Coverage of full immunization was found to be low compared to the targets set in the Global Vaccine Action Plan(2011-2020).Two-third of the participants has poor knowledge about vaccination. Urban residence, mother education, higher family income, male child and institutional delivery were factors. This study suggests that awareness creation, behaviour change on vaccination and enhancing utilization of maternal health service including delivery service, should be stressed.
尽管在扩大免疫规划方面做出了努力,但发展中国家仍有近五分之一的儿童无法接种基本疫苗。此外,许多开始接种疫苗的儿童未能完成免疫接种。在该研究地区,确定相关因素是至关重要的,因为相关因素很少。本研究评估了索马里地区 12-23 个月儿童的完全免疫接种情况及其相关因素。
2018 年 10 月 1 日至 30 日,在索马里地区选择的农村和城市 kebeles 中,对 612 名儿童进行了基于社区的横断面研究。采用聚类抽样,使用结构化问卷收集数据。通过母亲回忆和疫苗接种卡来衡量完全免疫接种情况。数据录入和分析分别使用 EpiData3.1 和 SPSSversion.20 完成。使用二元逻辑回归进行 Bivariate 和 Multivariable 模型分析,以确定完全免疫接种的预测因素。计算比值比,P 值<0.05 被认为具有统计学意义。

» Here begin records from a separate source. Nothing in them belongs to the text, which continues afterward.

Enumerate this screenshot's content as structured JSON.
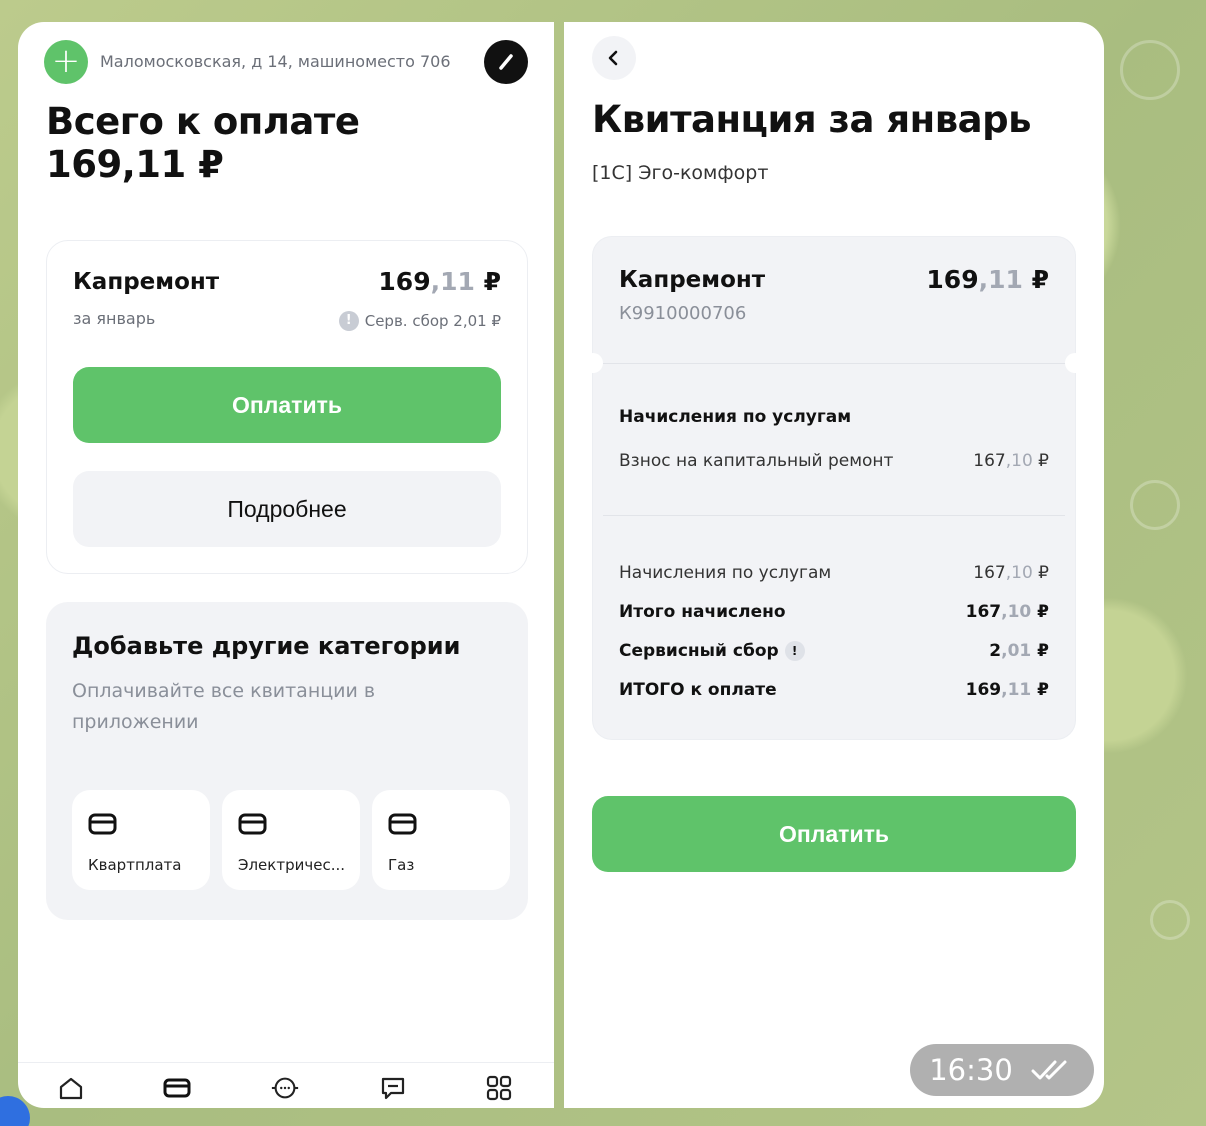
{
  "left": {
    "address": "Маломосковская, д 14, машиноместо 706",
    "total_title": "Всего к оплате",
    "total_amount": "169,11 ₽",
    "bill": {
      "title": "Капремонт",
      "period": "за январь",
      "amount_main": "169",
      "amount_kop": ",11",
      "currency": " ₽",
      "fee_text": "Серв. сбор 2,01 ₽",
      "pay_label": "Оплатить",
      "more_label": "Подробнее"
    },
    "categories": {
      "title": "Добавьте другие категории",
      "subtitle": "Оплачивайте все квитанции в приложении",
      "items": [
        {
          "label": "Квартплата",
          "icon": "wallet-icon"
        },
        {
          "label": "Электричес...",
          "icon": "wallet-icon"
        },
        {
          "label": "Газ",
          "icon": "wallet-icon"
        }
      ]
    },
    "tabs": [
      "home-icon",
      "wallet-icon",
      "meter-icon",
      "chat-icon",
      "grid-icon"
    ]
  },
  "right": {
    "title": "Квитанция за январь",
    "subtitle": "[1С] Эго-комфорт",
    "bill_title": "Капремонт",
    "account": "К9910000706",
    "amount_main": "169",
    "amount_kop": ",11",
    "currency": " ₽",
    "section_title": "Начисления по услугам",
    "service_row": {
      "label": "Взнос на капитальный ремонт",
      "main": "167",
      "kop": ",10",
      "cur": " ₽"
    },
    "summary": [
      {
        "label": "Начисления по услугам",
        "main": "167",
        "kop": ",10",
        "cur": " ₽",
        "bold": false
      },
      {
        "label": "Итого начислено",
        "main": "167",
        "kop": ",10",
        "cur": " ₽",
        "bold": true
      },
      {
        "label": "Сервисный сбор",
        "main": "2",
        "kop": ",01",
        "cur": " ₽",
        "bold": true
      },
      {
        "label": "ИТОГО к оплате",
        "main": "169",
        "kop": ",11",
        "cur": " ₽",
        "bold": true
      }
    ],
    "pay_label": "Оплатить"
  },
  "message": {
    "time": "16:30",
    "status_icon": "double-check-icon"
  },
  "colors": {
    "accent_green": "#5fc36a",
    "muted": "#a3a8b3",
    "background": "#b9c98a"
  }
}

根据母亲回忆加疫苗接种卡,有 249 名(41.4%)儿童完成了免疫接种,而仅通过接种卡接种的有 87 名(29.7%)。只有 238 名(39.5%)参与者对疫苗接种有很好的了解。不知道回来进行下一次接种的有 197 名(55.8%)是主要的辍学原因。居住在城市(AOR = 2.0,95%CI:1.0,3.9)、母亲受过小学教育(AOR = 2.2,95%CI:1.0,5.0)、已婚母亲(AOR = 4.2,95%CI:1.0,18)、较高的月平均收入(AOR = 2.5,95%CI 1.1,5.2)和在卫生机构分娩(AOR = 3.8,95%CI 1.9,7.3)与完全免疫接种显著相关。
与全球疫苗行动计划(2011-2020 年)设定的目标相比,完全免疫接种的覆盖率较低。三分之二的参与者对疫苗接种的知识了解不足。城市居住、母亲教育、较高的家庭收入、男童和机构分娩是相关因素。本研究表明,应加强对疫苗接种的认识、改变疫苗接种行为以及提高包括分娩服务在内的孕产妇保健服务的利用。